Par ailleurs, on constate aussi chez Lorenz un « darwinisme social » qui n’a rien de scientifique. On ne peut, en effet, établir de lien entre la sélection naturelle biologique et la sélection sociale.⁠[3] « La lutte sociale n’est nullement le prolongement humain de la lutte darwinienne ». « d’après la plupart des scientifiques, l’agressivité humaine (…) n’est pas contrôlée en première instance par l’appareil physiologique et n’appartient pas à l’ordre de l’instinct ». « On ne peut pas mettre la réussite socio-historique d’un groupe, d’une race ou d’un individu en rapport avec la « valeur sélective » de ses gènes (…) ».⁠[4] La condition de l’homme est radicalement autre que celle de l’animal car « la nature subit une mutation radicale au sein de la culture »[5]. Par le fait même, la composante biologique de l’agressivité humaine n’agit pas comme chez l’animal. En réduisant la culture à la nature, Lorenz évacue la liberté. Cette erreur se retrouve dans la sociobiologie popularisée par Edward Wilson⁠[6] qui considère que le biologique n’est pas seulement nécessaire mais déterminant.

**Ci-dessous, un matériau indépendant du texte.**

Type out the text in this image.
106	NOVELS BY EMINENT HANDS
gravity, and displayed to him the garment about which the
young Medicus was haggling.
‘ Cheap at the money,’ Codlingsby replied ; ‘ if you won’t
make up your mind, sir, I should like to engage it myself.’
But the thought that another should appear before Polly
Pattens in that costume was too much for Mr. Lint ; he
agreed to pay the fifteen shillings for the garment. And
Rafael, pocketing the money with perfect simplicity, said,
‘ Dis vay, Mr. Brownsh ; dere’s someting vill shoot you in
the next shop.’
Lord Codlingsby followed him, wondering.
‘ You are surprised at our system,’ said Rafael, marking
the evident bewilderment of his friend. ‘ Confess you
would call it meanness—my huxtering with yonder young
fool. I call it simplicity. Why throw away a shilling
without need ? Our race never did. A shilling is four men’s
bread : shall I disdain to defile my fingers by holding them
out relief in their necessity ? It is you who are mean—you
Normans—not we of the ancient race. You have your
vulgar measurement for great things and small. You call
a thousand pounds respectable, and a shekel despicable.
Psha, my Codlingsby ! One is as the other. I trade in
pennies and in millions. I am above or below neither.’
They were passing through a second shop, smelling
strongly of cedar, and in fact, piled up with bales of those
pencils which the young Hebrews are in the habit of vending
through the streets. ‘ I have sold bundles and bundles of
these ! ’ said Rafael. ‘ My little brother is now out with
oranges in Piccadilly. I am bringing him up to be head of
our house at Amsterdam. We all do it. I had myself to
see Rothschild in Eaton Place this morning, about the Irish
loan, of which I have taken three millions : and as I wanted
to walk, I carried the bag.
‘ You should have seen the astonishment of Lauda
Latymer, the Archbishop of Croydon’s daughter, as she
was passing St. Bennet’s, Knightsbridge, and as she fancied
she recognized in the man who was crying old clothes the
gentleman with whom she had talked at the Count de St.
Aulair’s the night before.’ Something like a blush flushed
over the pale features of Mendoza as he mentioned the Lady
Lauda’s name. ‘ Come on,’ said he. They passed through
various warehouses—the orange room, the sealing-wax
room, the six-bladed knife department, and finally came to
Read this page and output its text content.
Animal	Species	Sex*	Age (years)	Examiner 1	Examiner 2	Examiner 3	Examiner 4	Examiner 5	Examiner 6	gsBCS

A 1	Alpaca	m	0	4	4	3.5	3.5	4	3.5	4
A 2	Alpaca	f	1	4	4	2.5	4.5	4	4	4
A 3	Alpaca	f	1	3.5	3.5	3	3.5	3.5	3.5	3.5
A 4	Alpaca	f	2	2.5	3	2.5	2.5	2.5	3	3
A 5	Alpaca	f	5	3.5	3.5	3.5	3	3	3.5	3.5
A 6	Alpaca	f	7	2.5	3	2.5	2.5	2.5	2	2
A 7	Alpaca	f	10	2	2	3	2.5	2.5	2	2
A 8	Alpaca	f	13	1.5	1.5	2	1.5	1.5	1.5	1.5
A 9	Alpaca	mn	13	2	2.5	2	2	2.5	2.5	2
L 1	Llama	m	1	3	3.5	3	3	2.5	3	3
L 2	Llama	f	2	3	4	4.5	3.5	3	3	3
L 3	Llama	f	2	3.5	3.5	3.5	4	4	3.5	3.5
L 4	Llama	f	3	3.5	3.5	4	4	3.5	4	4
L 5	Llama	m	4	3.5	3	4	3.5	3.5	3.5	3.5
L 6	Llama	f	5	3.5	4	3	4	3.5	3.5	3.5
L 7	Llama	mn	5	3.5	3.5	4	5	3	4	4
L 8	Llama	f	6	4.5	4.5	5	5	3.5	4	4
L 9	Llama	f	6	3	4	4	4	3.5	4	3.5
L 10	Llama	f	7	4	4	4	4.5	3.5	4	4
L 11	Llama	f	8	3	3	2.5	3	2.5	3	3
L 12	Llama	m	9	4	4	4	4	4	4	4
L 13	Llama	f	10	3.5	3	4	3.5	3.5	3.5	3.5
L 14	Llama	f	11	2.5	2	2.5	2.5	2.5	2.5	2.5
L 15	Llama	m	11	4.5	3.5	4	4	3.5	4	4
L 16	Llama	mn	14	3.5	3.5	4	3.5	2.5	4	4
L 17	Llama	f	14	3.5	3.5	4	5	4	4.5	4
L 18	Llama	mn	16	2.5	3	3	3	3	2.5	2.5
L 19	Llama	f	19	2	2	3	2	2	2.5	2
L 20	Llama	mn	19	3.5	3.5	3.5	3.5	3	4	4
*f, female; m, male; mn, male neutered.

Si tout l’homme obéit à des lois biologiques, seuls les scientifiques, eux qui « savent », devraient exercer le pouvoir comme l’insinue Lorenz : « L’enseignement qualifié de la biologie constitue le seul fondement sur lequel on puisse établir de saines opinions sur l’humanité et sur ses rapports avec l’univers » ; « Une connaissance suffisante de l’homme et de sa position dans l’univers déterminerait automatiquement les idéaux pour lesquels nous devons lutter ».⁠[7] N’est-ce pas là un avatar du scientisme ?⁠[8]


1. 1903-1989. Il est connu pour ses travaux en éthologie, prix Nobel en 1973, a écrit, notamment, L’agression, une histoire naturelle du mal, Flammarion, 1977.
2. Cf. Van RILLAER J., L’agressivité humaine, Charles Dessart, 1975 et Pierre Mardaga, 1995. J. Van Rillaer est psychologue, professeur à l’université de Louvain-la-Neuve.
3. Le « darwinisme social » de Lorenz se traduit chez Irenäus Eibl-Eibesfeldt, son disciple, par l’affirmation que « la guerre doit remplir des fonctions très importantes dans l’évolution humaine, puisqu’elle accompagne l’espèce humaine depuis toujours (elle possède une haute valeur sélective) ». Cette idée, poursuit Herr, « induit certainement aussi des convictions comme celle-ci : la guerre résout finalement les problèmes, elle tranche les différends, débloque les situations inextricables ». Eibl-Eisenfeldt écrit, par exemple, que « L’histoire de l’humanité est jusqu’aujourd’hui l’histoire de conquérants qui ont réussi ». (Cf. HERR E., op. cit., p. 37). Eibl Eisenfeldt est né à Vienne en 1928. Il a écrit notamment Guerre ou paix dans l’homme, Stock, 1976.
4. HERR E., op. cit., p. 28.
5. Id., p. 30.
6. Entomologiste et biologiste américain, auteur de Sociobiology : the new Synthesis, 1975. Les thèses de la sociobiologie ont été critiquées, entre autres, par Marshall Sahlins, professeur d’anthropologie à l’université de Chicago, in Critiques de la sociobiologie, Gallimard, 1980 et par le biologiste P.-P. Grassé, in L’homme en accusation, De la biologie à la politique, Albin-Michel, 1980.
7. Textes extraits respectivement des Essais sur le comportement animal et humain, Seuil, 1970, et de L’agression, Une histoire naturelle, du mal, 1969, cités par HERR E., op. cit., p. 37.
8. C’est du moins l’opinion de P. Thuillier in Darwin et C°, Complexe, 1981. L’auteur (1927-1998) fut professeur d’épistémologie et d’histoire des sciences à l’université de Paris VII.